Unrooted ML phylogenetic tree based on the nucleotide sequences encoding for the putative coat protein (p42) of 28 STV isolates: STV isolate names and geographic origins are indicated. Branch lengths are proportional to genetic distances. Bootstrap values > 50 are indicated in the nodes. Boxes include identical sequences

With regard on the role of natural selection at the STV evolution at molecular level, values of dN and dS were 0.0009 and 0.0072, respectively, and the value of the ratio dN/dS was 0.1241 indicating negative selection for amino acid change due to protein functional constrains (Supplementary Table S4). The value of dN/dS obtained for STV is in the range of most plant viruses. However, the value of dS (0.0009) of STV was much lower than most plant viruses, such as citrus leaf blotch virus and potato virus V (dS values of 0.0620 and 0.0540, respectively) [17, 29]. This result suggested a strong negative selection not only at amino acid level but also at nucleotide level which might due to secondary structure constrains [30] and/or codon usage bias [24]. This is supported by the fact that some isolates with identical sequence were collected in different years (Supplementary Table S1) and explains the genetic stability observed.
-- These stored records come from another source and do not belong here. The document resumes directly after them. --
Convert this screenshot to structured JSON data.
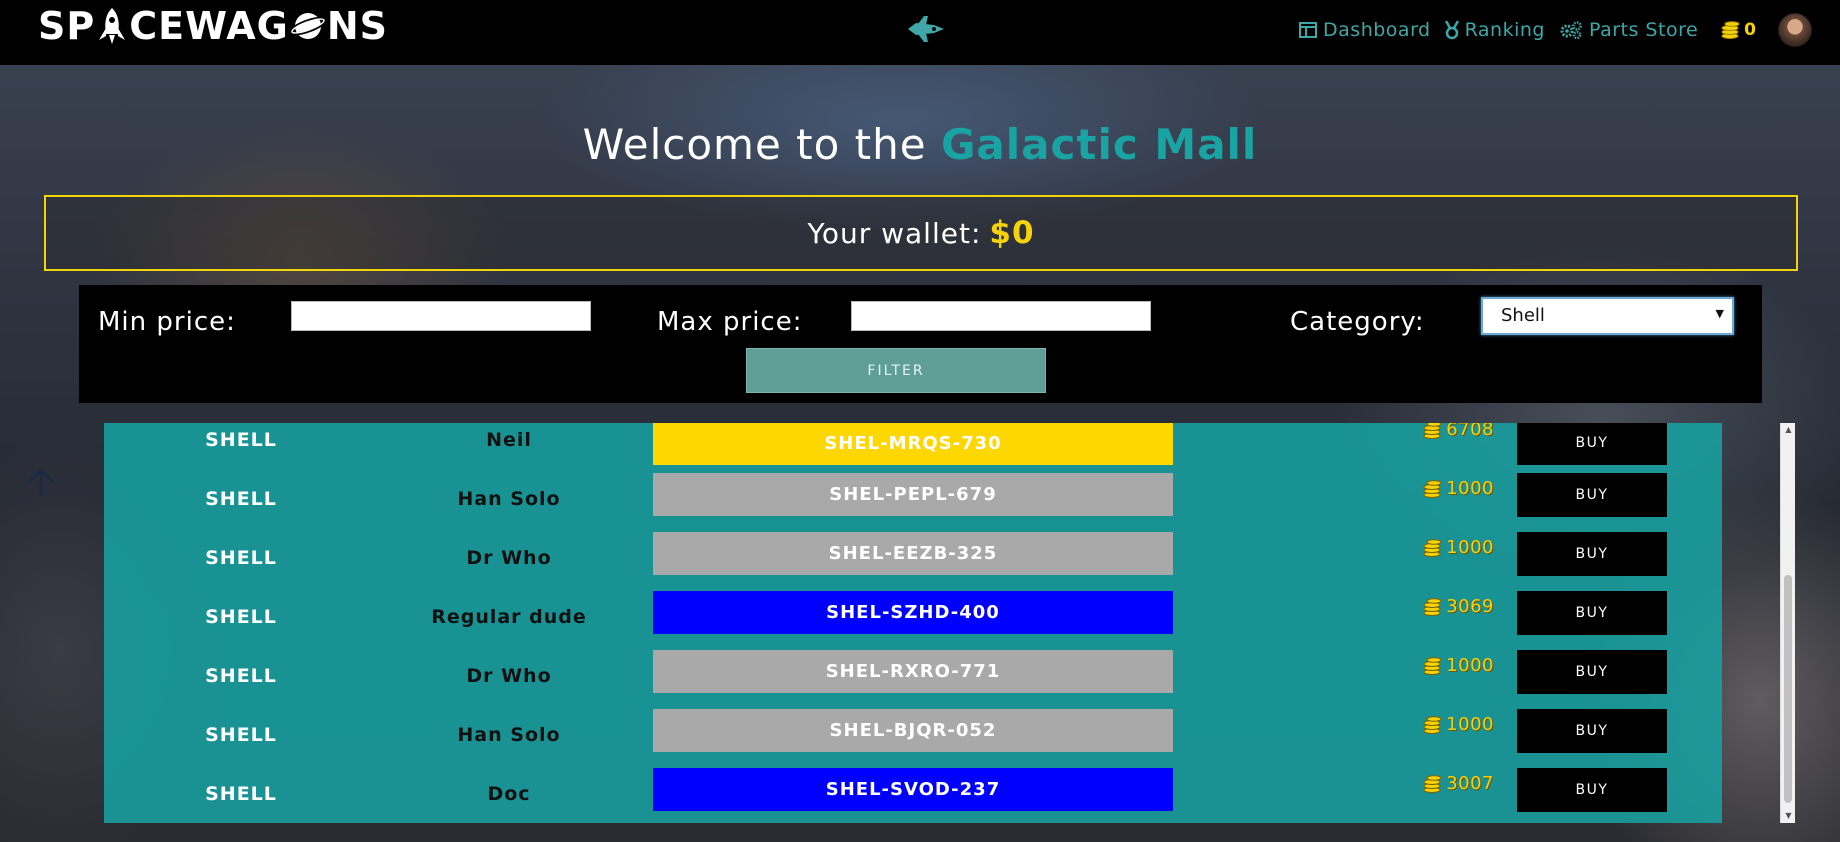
{
  "brand": {
    "logo_parts": [
      "SP",
      "CEWAG",
      "NS"
    ],
    "logo_glyphs": [
      "rocket-a-glyph",
      "planet-o-glyph"
    ]
  },
  "nav": {
    "center_icon": "spaceship-icon",
    "links": [
      {
        "label": "Dashboard",
        "icon": "dashboard-icon"
      },
      {
        "label": "Ranking",
        "icon": "medal-icon"
      },
      {
        "label": "Parts Store",
        "icon": "gears-icon"
      }
    ],
    "coins": "0",
    "colors": {
      "link": "#3fa7a7",
      "coins": "#f5d20a"
    }
  },
  "hero": {
    "welcome_prefix": "Welcome to the",
    "welcome_accent": "Galactic Mall",
    "wallet_label": "Your wallet:",
    "wallet_amount": "$0"
  },
  "filters": {
    "min_price_label": "Min price:",
    "min_price_value": "",
    "max_price_label": "Max price:",
    "max_price_value": "",
    "category_label": "Category:",
    "category_value": "Shell",
    "filter_button": "FILTER"
  },
  "parts": [
    {
      "category": "SHELL",
      "owner": "Neil",
      "code": "SHEL-MRQS-730",
      "rarity_color": "#ffd700",
      "price": "6708",
      "buy": "BUY"
    },
    {
      "category": "SHELL",
      "owner": "Han Solo",
      "code": "SHEL-PEPL-679",
      "rarity_color": "#a9a9a9",
      "price": "1000",
      "buy": "BUY"
    },
    {
      "category": "SHELL",
      "owner": "Dr Who",
      "code": "SHEL-EEZB-325",
      "rarity_color": "#a9a9a9",
      "price": "1000",
      "buy": "BUY"
    },
    {
      "category": "SHELL",
      "owner": "Regular dude",
      "code": "SHEL-SZHD-400",
      "rarity_color": "#0000ff",
      "price": "3069",
      "buy": "BUY"
    },
    {
      "category": "SHELL",
      "owner": "Dr Who",
      "code": "SHEL-RXRO-771",
      "rarity_color": "#a9a9a9",
      "price": "1000",
      "buy": "BUY"
    },
    {
      "category": "SHELL",
      "owner": "Han Solo",
      "code": "SHEL-BJQR-052",
      "rarity_color": "#a9a9a9",
      "price": "1000",
      "buy": "BUY"
    },
    {
      "category": "SHELL",
      "owner": "Doc",
      "code": "SHEL-SVOD-237",
      "rarity_color": "#0000ff",
      "price": "3007",
      "buy": "BUY"
    }
  ]
}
Analysis of the natural selection pressure across the genomic coding regions showed that the positions 31, 36, 53, 138, 157 and 373 were under negative selection, whereas no codon was under positive selection. These sites could be involved in functional or structural domains. At the population level, analysis using the Tajima’s D [26], Fu and Li’s D* and F* neutrality test [27] gave negative values (D = − 1.52041, D* = − 0.41803 and F* = − 0.90146) suggesting negative natural selection, although they were non-significant, which could be due to low statistical power because of the low genetic variation. Finally, no recombination events were found for STV by analysis with the program GARD [25] from the Datamonkey package and RDP v.4.97 [28]. The low genetic variation of STV isolates could preclude the detection of recombinants.

In conclusion, the absence of geographic structure of STV population determined in this work has been also observed in populations of other plant viruses [31, 32] and might be due to worldwide trade in tomato seeds and/or the negative selection pressure.